Fig beetles are attracted to soft, mushy, damaged fruit, so pick all your fruits as soon as they ripen, remove any that have been nibbled on by other pests, and don’t let lots of fruit rot on the ground. Leaving a juicy, dripping fig (or any other fruit) on a branch is just an invitation for clusters of fig beetles to descend on your tree and feed all day.
In peak season, try to make a habit of picking your fruit daily. This will keep fig beetles out of your garden and leave more fruits for you to enjoy.
3. Use physical barriers on your fruit trees and shrubs.
If you can’t get around to harvesting your fruits as often as you should, consider covering your trees and shrubs with a physical barrier like a floating row cover, which will keep fig beetles, birds, and other pests off your fruits.
Remember that any barrier will also prevent pollinators from reaching the flowers, so place the covering just before the fruit starts to mature.
4. Hand-pick fig beetles as you find them.
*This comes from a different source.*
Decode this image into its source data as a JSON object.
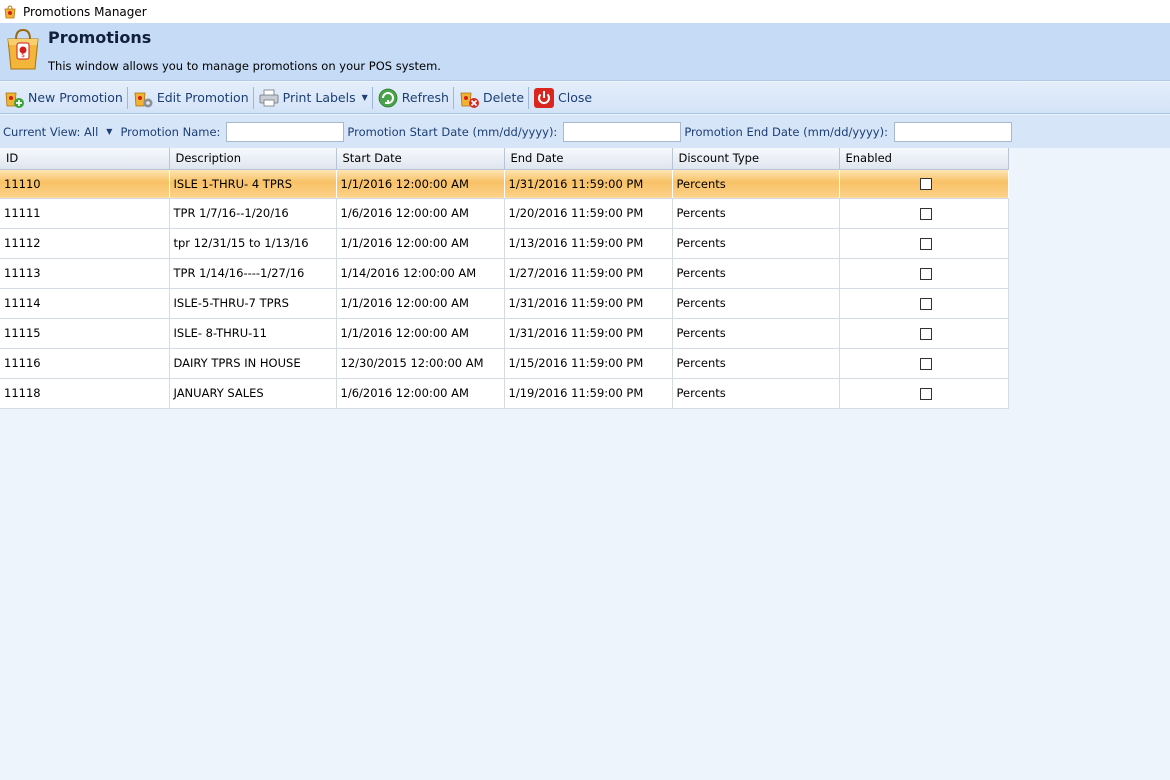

To eliminate fig beetles the old-fashioned way, hand-pick each one and drop it into a bucket of soapy water. Dish soap works fine for this, and it doesn’t take much to kill them (a couple squirts is all you need). Once you’ve drowned all the fig beetles, dump them into your compost pile.
If there are multiple fig beetles swarming a single piece of fruit, place a mason jar underneath and snip the fruit off the branch. (Sometimes I’ll sacrifice a piece of fruit this way in order to trap fig beetles more effectively.) The fig beetles (and fruit) will fall into the jar, and you can quickly dump them out into a bucket of soapy water from there.
5. Feed them to your chickens.
If you raise backyard chickens, fig beetles are a dream treat come true for them! You can capture several fig beetles using the jar method mentioned above, then toss them out into the chicken run for your flock.
If your chickens like to forage around your fruit trees, you can also bat the fig beetles down to the ground with your hand and let your ladies chase after and enjoy them.
Chickens also make excellent compost turners, so let them peck and scratch through your mulch and compost heap for grubs.